In sum, there has been an enormous social change from what Western forces faced at the beginning of World War II. The societies of rich nations have fragmented and are beginning to align by interests rather than nationality. Many poor nations have failed completely, with their populations breaking up into the tribes or clans that preceded the nation-state imposed by the colonial powers. Unfortunately, the tribal organizations were never designed to deal with the challenges inherent in a failed nation. Thus, many of the poor face little hope. In short, social changes since World War II have been extensive and wide-ranging.

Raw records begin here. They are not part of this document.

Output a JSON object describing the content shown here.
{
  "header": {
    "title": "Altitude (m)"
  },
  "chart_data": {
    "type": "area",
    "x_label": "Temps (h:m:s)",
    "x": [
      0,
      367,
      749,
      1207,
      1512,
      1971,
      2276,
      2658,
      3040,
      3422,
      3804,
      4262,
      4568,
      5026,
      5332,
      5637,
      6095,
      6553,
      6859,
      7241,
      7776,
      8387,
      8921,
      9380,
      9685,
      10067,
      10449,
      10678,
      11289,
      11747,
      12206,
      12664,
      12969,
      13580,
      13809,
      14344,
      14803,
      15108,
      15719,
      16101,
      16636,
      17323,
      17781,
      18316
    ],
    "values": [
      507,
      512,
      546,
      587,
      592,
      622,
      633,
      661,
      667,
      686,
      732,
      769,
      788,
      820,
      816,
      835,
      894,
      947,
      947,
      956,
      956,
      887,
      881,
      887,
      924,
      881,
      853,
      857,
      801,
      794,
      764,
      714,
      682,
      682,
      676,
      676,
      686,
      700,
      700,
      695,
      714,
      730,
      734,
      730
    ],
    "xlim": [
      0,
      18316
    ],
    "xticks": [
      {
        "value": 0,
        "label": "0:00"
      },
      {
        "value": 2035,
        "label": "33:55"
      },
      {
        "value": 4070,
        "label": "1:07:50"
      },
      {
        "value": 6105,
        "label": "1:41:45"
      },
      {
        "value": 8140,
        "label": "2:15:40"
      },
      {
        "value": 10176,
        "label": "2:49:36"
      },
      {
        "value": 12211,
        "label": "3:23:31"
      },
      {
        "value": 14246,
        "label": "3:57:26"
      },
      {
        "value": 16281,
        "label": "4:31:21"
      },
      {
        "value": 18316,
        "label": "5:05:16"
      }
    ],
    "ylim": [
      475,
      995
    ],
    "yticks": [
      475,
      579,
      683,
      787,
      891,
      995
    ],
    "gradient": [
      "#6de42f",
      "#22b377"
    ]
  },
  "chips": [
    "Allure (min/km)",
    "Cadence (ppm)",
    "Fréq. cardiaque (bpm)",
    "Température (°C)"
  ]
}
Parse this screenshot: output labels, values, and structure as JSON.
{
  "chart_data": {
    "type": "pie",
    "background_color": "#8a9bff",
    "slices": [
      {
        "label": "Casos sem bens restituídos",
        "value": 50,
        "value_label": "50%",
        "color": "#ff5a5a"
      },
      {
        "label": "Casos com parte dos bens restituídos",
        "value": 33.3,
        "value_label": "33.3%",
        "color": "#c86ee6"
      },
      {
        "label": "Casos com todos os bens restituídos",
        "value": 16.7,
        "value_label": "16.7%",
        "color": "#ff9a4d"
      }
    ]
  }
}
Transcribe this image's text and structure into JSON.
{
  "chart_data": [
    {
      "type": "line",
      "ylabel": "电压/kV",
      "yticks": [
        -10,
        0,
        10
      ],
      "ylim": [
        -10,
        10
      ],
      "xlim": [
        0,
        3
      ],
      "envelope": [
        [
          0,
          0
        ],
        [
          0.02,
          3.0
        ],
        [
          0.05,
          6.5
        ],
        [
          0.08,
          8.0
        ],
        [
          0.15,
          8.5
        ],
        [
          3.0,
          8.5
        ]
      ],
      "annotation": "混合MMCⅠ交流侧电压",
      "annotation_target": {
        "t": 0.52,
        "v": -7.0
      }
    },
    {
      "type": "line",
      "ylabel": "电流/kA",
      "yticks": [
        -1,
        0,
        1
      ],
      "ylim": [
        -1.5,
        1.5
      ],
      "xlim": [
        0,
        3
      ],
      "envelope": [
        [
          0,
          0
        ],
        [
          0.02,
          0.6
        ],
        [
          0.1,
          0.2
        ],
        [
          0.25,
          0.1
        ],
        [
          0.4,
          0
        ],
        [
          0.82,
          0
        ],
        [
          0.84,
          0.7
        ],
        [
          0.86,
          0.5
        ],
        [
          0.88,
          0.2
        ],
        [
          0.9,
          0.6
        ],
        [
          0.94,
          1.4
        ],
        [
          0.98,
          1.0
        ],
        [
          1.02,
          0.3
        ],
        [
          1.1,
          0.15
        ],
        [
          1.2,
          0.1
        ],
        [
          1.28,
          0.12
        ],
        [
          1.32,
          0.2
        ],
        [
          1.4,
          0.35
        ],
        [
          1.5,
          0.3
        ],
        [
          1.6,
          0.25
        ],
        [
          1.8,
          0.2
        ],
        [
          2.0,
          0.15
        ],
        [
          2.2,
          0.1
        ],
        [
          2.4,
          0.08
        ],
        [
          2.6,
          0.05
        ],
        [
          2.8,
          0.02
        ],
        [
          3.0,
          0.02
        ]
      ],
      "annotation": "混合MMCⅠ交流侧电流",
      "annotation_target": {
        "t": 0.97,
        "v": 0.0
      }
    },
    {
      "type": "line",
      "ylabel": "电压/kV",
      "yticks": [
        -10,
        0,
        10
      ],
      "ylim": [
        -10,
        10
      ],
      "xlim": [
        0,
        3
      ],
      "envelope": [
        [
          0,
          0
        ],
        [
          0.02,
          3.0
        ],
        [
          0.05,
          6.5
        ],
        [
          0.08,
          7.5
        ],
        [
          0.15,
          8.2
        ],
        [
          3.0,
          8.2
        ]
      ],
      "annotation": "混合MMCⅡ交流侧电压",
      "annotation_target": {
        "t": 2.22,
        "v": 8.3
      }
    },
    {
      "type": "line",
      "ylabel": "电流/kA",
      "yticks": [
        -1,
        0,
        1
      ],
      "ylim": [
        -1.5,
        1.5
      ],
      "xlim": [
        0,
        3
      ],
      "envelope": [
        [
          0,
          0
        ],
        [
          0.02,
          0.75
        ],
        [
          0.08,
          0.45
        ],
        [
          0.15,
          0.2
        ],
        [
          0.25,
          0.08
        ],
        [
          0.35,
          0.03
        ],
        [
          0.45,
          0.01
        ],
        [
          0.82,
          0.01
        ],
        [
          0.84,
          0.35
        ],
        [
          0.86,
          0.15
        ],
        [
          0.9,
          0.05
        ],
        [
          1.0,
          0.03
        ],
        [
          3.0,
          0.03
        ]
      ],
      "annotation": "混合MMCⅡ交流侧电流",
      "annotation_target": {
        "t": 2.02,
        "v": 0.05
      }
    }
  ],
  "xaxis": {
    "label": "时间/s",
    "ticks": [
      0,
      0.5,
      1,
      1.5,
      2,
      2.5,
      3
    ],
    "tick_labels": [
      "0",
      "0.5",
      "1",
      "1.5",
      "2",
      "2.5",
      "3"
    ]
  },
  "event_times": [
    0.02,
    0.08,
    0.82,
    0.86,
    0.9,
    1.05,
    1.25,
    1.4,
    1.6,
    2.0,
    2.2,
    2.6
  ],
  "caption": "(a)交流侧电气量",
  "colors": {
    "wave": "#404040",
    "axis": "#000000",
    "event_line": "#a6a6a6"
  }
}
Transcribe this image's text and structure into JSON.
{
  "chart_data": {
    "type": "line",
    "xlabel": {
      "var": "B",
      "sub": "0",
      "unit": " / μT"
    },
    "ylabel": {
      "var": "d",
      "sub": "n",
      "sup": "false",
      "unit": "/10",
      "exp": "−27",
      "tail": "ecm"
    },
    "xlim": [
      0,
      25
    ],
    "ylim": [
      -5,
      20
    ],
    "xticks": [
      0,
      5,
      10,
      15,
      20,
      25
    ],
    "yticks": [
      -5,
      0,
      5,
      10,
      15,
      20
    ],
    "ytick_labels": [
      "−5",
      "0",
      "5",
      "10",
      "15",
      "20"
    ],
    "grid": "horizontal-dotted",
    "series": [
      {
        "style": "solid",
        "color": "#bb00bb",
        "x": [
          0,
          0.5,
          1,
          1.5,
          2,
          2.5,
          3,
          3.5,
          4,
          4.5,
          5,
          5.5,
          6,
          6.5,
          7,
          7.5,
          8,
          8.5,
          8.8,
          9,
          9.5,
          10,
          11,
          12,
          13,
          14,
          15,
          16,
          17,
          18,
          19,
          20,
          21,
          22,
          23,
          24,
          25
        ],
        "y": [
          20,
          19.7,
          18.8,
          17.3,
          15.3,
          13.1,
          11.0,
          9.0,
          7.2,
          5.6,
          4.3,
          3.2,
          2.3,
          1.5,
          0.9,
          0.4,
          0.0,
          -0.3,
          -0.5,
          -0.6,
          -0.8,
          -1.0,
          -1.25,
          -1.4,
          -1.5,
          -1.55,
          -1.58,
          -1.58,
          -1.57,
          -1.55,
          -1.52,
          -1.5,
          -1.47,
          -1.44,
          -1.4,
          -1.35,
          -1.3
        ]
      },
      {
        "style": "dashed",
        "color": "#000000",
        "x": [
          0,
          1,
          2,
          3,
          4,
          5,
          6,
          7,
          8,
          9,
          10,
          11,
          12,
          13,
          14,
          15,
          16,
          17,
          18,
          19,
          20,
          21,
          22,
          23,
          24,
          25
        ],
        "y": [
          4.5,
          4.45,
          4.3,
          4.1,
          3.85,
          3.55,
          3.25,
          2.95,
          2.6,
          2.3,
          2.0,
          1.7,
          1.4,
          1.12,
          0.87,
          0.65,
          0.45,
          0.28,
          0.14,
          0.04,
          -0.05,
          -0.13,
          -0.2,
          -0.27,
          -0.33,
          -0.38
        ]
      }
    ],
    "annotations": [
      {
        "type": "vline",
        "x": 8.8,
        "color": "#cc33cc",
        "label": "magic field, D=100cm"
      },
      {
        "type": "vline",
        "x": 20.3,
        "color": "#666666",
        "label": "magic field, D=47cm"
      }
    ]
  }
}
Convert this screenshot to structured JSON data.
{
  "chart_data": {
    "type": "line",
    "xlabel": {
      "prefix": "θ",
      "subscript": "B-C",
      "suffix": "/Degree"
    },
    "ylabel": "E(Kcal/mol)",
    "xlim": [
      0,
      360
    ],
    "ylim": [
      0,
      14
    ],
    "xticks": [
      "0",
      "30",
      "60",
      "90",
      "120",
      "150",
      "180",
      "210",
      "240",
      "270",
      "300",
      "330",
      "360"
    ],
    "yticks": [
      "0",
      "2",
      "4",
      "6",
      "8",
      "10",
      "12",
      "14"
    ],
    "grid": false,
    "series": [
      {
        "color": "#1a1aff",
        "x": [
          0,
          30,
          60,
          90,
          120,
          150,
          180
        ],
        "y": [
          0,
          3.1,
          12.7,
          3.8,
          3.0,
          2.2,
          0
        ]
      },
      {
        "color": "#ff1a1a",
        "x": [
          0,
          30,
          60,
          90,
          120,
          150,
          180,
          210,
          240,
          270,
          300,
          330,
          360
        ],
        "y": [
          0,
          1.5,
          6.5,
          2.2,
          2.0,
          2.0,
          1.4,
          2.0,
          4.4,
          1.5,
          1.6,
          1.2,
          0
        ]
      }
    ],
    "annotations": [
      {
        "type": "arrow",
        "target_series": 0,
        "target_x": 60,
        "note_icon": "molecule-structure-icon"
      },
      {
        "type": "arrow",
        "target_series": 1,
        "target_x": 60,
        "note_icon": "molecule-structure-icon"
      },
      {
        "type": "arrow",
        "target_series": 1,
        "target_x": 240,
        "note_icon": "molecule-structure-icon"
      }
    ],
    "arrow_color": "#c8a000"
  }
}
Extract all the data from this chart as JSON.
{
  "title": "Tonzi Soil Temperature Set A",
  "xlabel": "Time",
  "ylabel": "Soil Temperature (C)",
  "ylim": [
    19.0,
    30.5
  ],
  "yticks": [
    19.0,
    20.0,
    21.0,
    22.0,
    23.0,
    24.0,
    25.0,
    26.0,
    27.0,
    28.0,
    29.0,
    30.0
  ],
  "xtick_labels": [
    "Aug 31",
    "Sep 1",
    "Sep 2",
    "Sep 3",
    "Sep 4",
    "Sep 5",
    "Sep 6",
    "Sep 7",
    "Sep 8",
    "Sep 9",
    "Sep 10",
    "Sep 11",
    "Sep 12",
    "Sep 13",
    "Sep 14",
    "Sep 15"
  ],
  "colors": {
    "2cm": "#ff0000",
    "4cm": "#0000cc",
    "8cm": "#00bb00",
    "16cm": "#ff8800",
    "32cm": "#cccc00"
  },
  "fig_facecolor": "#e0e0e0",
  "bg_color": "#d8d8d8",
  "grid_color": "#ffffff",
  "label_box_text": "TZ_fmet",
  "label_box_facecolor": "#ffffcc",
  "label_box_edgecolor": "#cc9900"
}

The cumulative changes in political, economic, and social arenas since World War II are clear and distinct. The changes in the technical area are overwhelming. Frankly, they are much too extensive, and too familiar to the reader, to explore in depth here. Still, consider the following examples. In 1940, the first computer had not even been developed. The first satellite was almost twenty years away. Television did not exist. Commercial aviation was in its infancy—transpacific flights took days. The total capacity of all transoceanic cable and phone lines was less than one of today’s fiber optic cables.

Further, as technology continues to evolve, it is just as rapidly reordering every aspect of our lives. The entirely new fields of complexity and network theory are changing how we see the world. Our understanding of biology is increasing at an ever faster pace. In each of these areas, the world has leapt ahead since World War II.

It is intuitively obvious to any observer that almost unimaginable change has occurred in the last sixty years. Although not all sectors of a society evolve at the same rate, all are moving in the same direction. As we evolved into the industrial era, governments, business, and social organizations moved to a hierarchical structure that was often national in scale. In the same way, as we move into the Information Age, all sectors of society are becoming networked on an international scale. What is less obvious is that the rate of change has been accelerating—and not just over the last sixty years but over recorded history.

Consider world population alone. It took from year 1 until 1800 to grow from three hundred million to one billion. Yet the population doubled in only the next 150 years, reaching two billion by 1950. Then it tripled in a mere fifty years, reaching six billion by 2000.

It took more than 1,700 years for the first democracy to evolve after Rome became an empire, yet the next 200 years saw democracy spread around the world.

It took almost a hundred years from the invention of the steam locomotive for it to become a central element of national economies. It took less than twenty-five years for the personal computer to do the same. It took less than five years for instant messaging to penetrate most societies.

In warfare, change is also accelerating. It took hundreds of years from the development of the musket and cannon for first-generation warfare to evolve. Second-generation warfare evolved and peaked in the hundred years between Waterloo and Verdun. Third-generation warfare came to maturity in less than twenty-five years. Clearly, third-generation warfare cannot be the leading edge of war more than sixty years later.